Dairies could slash cleaning costs with AI cleaning system

By Jim Cornall contact

- Last updated on GMT

A project aimed at developing Self-Optimising-Clean-In-Place technology could save dairy processors money.
A project aimed at developing Self-Optimising-Clean-In-Place technology could save dairy processors money.
The University of Nottingham in the UK is developing an artificially-intelligent (AI) sensor system to clean food manufacturing equipment more precisely.

The group estimates that the food industry in the UK alone could save £100m ($132m) a year.

The group working on the technology say that in addition to the savings, the AI-driven monitoring system could lead to greater production capacity and cheaper food prices for consumers.

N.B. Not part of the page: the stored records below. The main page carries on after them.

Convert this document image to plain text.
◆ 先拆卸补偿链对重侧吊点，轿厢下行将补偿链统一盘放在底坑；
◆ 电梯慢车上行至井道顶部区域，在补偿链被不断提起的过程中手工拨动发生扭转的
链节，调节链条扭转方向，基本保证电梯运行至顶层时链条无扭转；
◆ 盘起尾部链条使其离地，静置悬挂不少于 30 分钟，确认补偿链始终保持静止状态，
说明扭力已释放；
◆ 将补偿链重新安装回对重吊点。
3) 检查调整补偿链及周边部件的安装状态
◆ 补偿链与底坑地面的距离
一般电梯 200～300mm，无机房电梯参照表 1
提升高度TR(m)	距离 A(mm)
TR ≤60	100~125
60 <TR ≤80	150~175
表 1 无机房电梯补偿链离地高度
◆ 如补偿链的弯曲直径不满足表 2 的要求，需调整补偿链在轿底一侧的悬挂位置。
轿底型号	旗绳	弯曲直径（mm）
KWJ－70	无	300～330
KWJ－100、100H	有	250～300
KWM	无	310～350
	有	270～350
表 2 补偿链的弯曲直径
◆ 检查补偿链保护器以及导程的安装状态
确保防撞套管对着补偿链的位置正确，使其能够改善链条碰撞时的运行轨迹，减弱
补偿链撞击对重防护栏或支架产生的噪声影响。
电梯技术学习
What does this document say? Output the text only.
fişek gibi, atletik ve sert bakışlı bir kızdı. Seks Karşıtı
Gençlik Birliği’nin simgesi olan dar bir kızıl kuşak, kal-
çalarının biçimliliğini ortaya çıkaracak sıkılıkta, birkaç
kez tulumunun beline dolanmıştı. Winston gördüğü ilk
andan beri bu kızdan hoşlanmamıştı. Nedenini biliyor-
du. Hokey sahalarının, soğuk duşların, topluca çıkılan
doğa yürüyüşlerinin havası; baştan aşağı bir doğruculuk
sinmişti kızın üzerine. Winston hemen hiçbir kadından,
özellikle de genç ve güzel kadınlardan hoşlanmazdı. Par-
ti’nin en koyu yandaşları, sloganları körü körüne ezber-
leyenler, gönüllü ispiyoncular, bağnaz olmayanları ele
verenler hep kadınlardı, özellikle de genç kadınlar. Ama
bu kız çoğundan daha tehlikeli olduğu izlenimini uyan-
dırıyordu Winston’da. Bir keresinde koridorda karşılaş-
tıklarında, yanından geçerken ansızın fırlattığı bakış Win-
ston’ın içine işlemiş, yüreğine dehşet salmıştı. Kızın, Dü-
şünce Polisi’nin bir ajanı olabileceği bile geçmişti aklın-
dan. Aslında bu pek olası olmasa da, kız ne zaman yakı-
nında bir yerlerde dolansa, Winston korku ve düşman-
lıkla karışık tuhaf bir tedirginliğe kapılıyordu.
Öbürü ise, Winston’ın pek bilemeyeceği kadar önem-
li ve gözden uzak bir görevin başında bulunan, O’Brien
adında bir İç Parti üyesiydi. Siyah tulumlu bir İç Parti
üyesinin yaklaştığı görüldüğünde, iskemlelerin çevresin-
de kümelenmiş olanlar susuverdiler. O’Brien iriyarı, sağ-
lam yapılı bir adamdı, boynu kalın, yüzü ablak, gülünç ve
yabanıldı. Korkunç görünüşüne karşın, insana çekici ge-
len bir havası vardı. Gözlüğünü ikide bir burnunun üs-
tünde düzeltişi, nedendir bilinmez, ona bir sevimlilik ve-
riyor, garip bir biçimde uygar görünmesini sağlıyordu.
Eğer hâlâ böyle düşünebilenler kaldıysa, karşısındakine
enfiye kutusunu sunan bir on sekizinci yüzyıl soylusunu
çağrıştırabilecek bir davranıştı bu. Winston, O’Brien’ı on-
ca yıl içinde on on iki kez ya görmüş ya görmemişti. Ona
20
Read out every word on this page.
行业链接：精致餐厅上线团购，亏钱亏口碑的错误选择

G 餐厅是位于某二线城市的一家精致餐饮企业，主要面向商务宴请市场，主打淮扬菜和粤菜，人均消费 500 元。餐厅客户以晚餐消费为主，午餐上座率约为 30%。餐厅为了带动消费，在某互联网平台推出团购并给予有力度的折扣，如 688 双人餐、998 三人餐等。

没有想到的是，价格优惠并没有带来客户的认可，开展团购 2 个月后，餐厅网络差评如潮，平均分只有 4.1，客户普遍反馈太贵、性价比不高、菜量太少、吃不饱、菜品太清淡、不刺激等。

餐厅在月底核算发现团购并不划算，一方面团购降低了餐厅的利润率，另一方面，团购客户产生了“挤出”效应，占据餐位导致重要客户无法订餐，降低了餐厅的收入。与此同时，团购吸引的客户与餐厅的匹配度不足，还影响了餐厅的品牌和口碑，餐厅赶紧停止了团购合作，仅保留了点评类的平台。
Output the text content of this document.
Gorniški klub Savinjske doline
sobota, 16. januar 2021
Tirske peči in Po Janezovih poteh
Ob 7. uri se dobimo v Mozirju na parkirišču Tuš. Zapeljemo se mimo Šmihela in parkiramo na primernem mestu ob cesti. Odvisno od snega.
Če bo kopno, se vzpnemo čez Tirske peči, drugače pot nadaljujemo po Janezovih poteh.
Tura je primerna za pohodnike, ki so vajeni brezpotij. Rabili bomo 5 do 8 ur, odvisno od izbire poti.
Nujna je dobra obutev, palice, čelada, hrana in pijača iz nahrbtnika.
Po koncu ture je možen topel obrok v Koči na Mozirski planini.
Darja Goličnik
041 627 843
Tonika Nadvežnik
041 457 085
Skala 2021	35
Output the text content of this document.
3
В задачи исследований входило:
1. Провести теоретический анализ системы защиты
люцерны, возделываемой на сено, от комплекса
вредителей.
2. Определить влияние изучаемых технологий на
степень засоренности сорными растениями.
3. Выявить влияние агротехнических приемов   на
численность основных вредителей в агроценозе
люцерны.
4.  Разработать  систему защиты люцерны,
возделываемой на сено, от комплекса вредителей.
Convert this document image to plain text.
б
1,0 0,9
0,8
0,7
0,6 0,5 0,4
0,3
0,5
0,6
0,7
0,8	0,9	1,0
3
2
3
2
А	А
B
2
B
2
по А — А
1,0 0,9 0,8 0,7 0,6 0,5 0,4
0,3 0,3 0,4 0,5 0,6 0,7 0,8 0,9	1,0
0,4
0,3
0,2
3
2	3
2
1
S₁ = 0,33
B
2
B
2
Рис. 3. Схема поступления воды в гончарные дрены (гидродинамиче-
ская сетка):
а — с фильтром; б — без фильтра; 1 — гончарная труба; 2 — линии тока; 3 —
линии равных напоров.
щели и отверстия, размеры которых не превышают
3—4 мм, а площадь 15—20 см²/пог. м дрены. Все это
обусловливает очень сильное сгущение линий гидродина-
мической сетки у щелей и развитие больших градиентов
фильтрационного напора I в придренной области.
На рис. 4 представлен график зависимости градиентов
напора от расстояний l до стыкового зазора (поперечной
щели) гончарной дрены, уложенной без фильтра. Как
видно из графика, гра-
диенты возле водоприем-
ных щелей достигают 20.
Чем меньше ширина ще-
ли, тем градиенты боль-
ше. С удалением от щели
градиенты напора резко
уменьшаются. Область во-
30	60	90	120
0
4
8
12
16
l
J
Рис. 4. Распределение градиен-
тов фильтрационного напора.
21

Food and drink production is the largest manufacturing sector in the UK, and the highest industrial user of water, at approximately 430m liters a day.

Cleaning machinery is imprecise

Cleaning accounts for 30% of energy and water use, and leads to down time and over-use of chemicals, at huge cost to manufacturers and the environment.

As current technologies cannot accurately determine exactly how dirty food and drink processing equipment is inside, cleaning to minimize food safety risks can last up to five hours a day.

The research project, led by Martec of Whitwell Ltd, in collaboration with the University of Nottingham and Loughborough University, has secured Innovate UK funding for the project.

Martec specializes in the design, installation and use of Clean-in-Place (CIP) and hygienic technologies in food and pharmaceutical manufacturing.

CIP operates 'blind'

Dr Nik Watson, assistant professor and chemical engineer specializing in food measurement systems is leading the University of Nottingham team.

Watson said that to prevent product contamination, many food and drink manufacturers use a non-invasive, CIP system to wash inside food processing equipment without disassembling it.

“As CIP has to operate ‘blind’, it is designed for the worst case scenario. In daily use this often results in the over-cleaning of production lines,”​ Watson said.

The research team will design and build a lab-scale experimental facility to reproduce common industrial cleaning problems in a typical food-processing plant, and run tests using various foods.

They will also assess the potential for an AI inspection system to measure precisely how much food residue and microbial debris is left inside the rig. Researchers will test ultrasonic sensing and optical fluorescence imaging technologies in comparison with existing detection methods to determine the best results.

Developing SOCIP software

Watson is working alongside Dr Elliot Woolley from Loughborough University. The two university partners have scientific expertise and industrial application experience in ultrasonic and optical sensing technologies respectively.

The year-long study will go on to develop bespoke software to process the sensor data results and generate algorithms for an AI-based monitoring system. This system will be able to autonomously optimize the cleaning process in plant equipment in real-time.

The resulting Self-Optimising-Clean-In-Place (SOCIP) system will be a world-first.

Watson said the project aims to reduce cleaning time and resource use by between 20% and 40%.

The technology could potentially be retrofitted on to existing CIP systems or incorporated into new installations, increasing its market potential.

The researchers point to the fact that of almost 9,000 UK manufacturers identified by the Food and Drink Federation, 1,000 plants currently use some type of CIP. Retrofitting those sites alone gives rise to a £50m market opportunity.

Potential for savings

Ian Sterritt, co-owner and director of Martec said the technology will likely become widely adopted because it can be applied to new installations and existing facilities. 

The group says SOCIP requires no expertise and uses off-the-shelf electronic components, making it attractive to smaller users, and it would be a major cost-cutting technology for the food and drink industry with spin-out applications in other sectors such as pharmaceutical, FMCG and cosmetics.

For a medium-sized dairy, cleaning typically costs £1m a year with loss of production time responsible for at least half of that cost.

Using SOCIP on a dairy of this size is estimated to reduce annual water usage by 270,000 liters and energy consumption by 2,400 megawatt-hour, leading to net savings of £300,000 ($396,000) a year.